Roey met another United Hatzalah volunteer EMT, Ron Weitzman, as he arrived at the scene of the emergency just a few blocks from his home. As they ran up the stairs into the building where the emergency was taking place they found a woman in her 80’s lying on the ground unconscious. After quickly checking for vital signs and finding none, the pair of EMTs launched into CPR in an effort to save the woman’s life. They were joined shortly thereafter by a volunteer paramedic who was in the area. The team performed a basic life support CPR for over 30 minutes waiting for a mobile intensive care ambulance to arrive. Their efforts managed to sustain the woman’s blood flow and keep her heart going until the ambulance arrived and the paramedic on the ambulance administered medications and the team managed to bring back the woman’s pulse and stabilize her. The woman was taken to the hospital with a pulse and with assisted breathing.
But Roey’s weekend of lifesaving efforts wasn’t done. On Saturday night, just after 10:00 p.m., Roey responded to yet another medical emergency with an unconscious woman in her 80s. This time, Roey also found the woman unconscious on the floor with no vital signs. He initiated CPR and shortly after he did so a mobile intensive care ambulance arrived and joined the fight to save the woman’s life. The paramedic from the ambulance team used the defibrillation setting on the heart monitor to help stabilize the patient’s heart rate and after a lengthy battle to stabilize the woman and regain a heartbeat, the woman crashed and her pulse was lost again. Roey and the other responders didn’t give up and shocked the woman again and continued with compressions and assisted breathing and were successful in bringing the woman’s pulse back once more. After she was stabilized they transported her to the hospital for further care.

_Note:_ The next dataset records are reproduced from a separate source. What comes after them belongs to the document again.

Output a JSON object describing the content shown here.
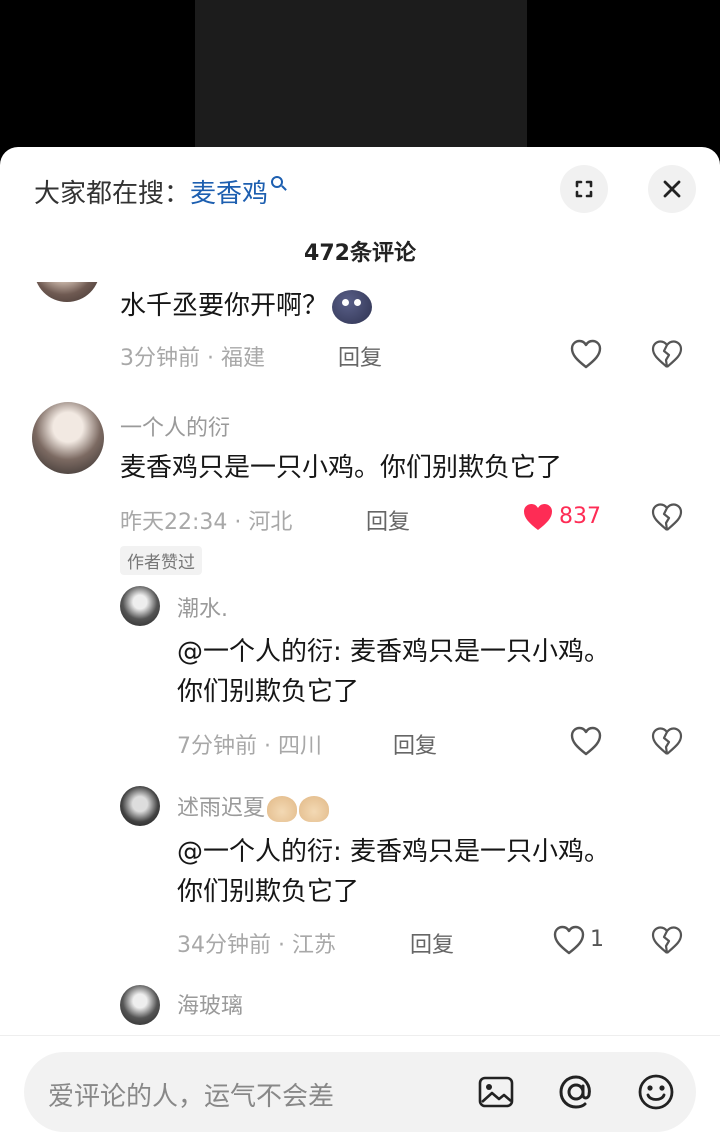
{
  "search": {
    "prefix": "大家都在搜：",
    "keyword": "麦香鸡"
  },
  "comment_count": "472条评论",
  "comments": [
    {
      "name": "",
      "text": "水千丞要你开啊？",
      "time": "3分钟前",
      "location": "福建",
      "reply": "回复",
      "likes": ""
    },
    {
      "name": "一个人的衍",
      "text": "麦香鸡只是一只小鸡。你们别欺负它了",
      "time": "昨天22:34",
      "location": "河北",
      "reply": "回复",
      "likes": "837",
      "badge": "作者赞过"
    }
  ],
  "replies": [
    {
      "name": "潮水.",
      "line1": "@一个人的衍: 麦香鸡只是一只小鸡。",
      "line2": "你们别欺负它了",
      "time": "7分钟前",
      "location": "四川",
      "reply": "回复",
      "likes": ""
    },
    {
      "name": "述雨迟夏",
      "line1": "@一个人的衍: 麦香鸡只是一只小鸡。",
      "line2": "你们别欺负它了",
      "time": "34分钟前",
      "location": "江苏",
      "reply": "回复",
      "likes": "1"
    },
    {
      "name": "海玻璃"
    }
  ],
  "input": {
    "placeholder": "爱评论的人，运气不会差"
  },
  "icons": [
    "expand-icon",
    "close-icon",
    "search-icon",
    "heart-icon",
    "heart-filled-icon",
    "broken-heart-icon",
    "image-icon",
    "at-icon",
    "emoji-icon"
  ],
  "colors": {
    "keyword": "#1d5fb0",
    "liked": "#fe2c55"
  }
}
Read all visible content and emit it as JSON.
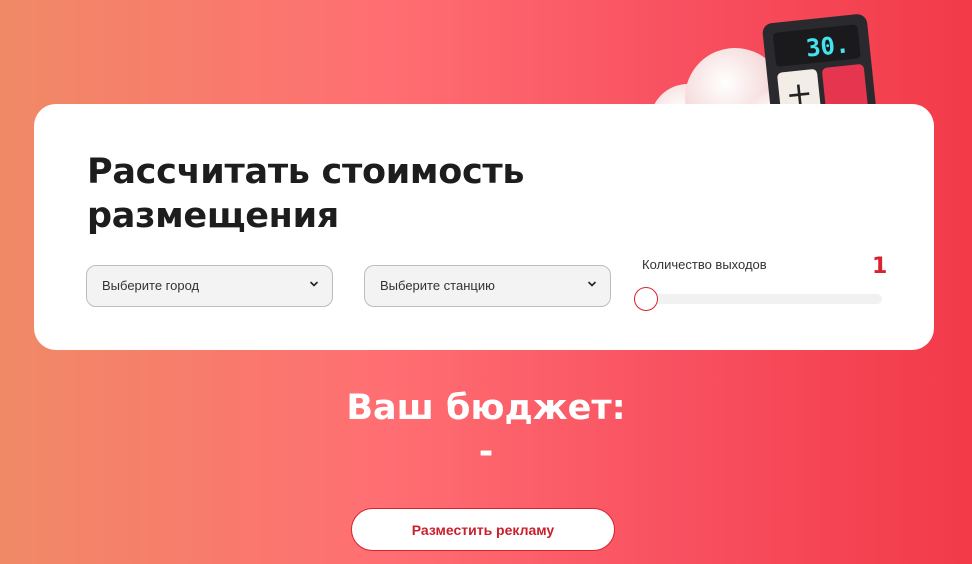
{
  "calculator": {
    "title_line1": "Рассчитать стоимость",
    "title_line2": "размещения",
    "city_select": {
      "selected": "Выберите город"
    },
    "station_select": {
      "selected": "Выберите станцию"
    },
    "exits": {
      "label": "Количество выходов",
      "value": "1",
      "level": 0
    }
  },
  "budget": {
    "label": "Ваш бюджет:",
    "value": "-"
  },
  "cta": {
    "label": "Разместить рекламу"
  },
  "decoration": {
    "display_text": "30.",
    "icon": "calculator-icon"
  },
  "colors": {
    "accent": "#d8222f",
    "card": "#ffffff",
    "text": "#1d1d1d"
  }
}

“Life is like that,” said Roey after the second successful CPR in the weekend. “For weeks I don’t have a successful CPR case and now I have two in one weekend. When it rains it pours sometimes and that is just how things are. With hard work and quick intervention, we can be successful at saving lives. That is what we do and I am proud that we managed to bring the pulse back of both of these women. Even if it turns out to be that they were revived for a short time, we did what we set out to do and we succeeded. I hope that the help that I gave makes a difference for these women and their families.”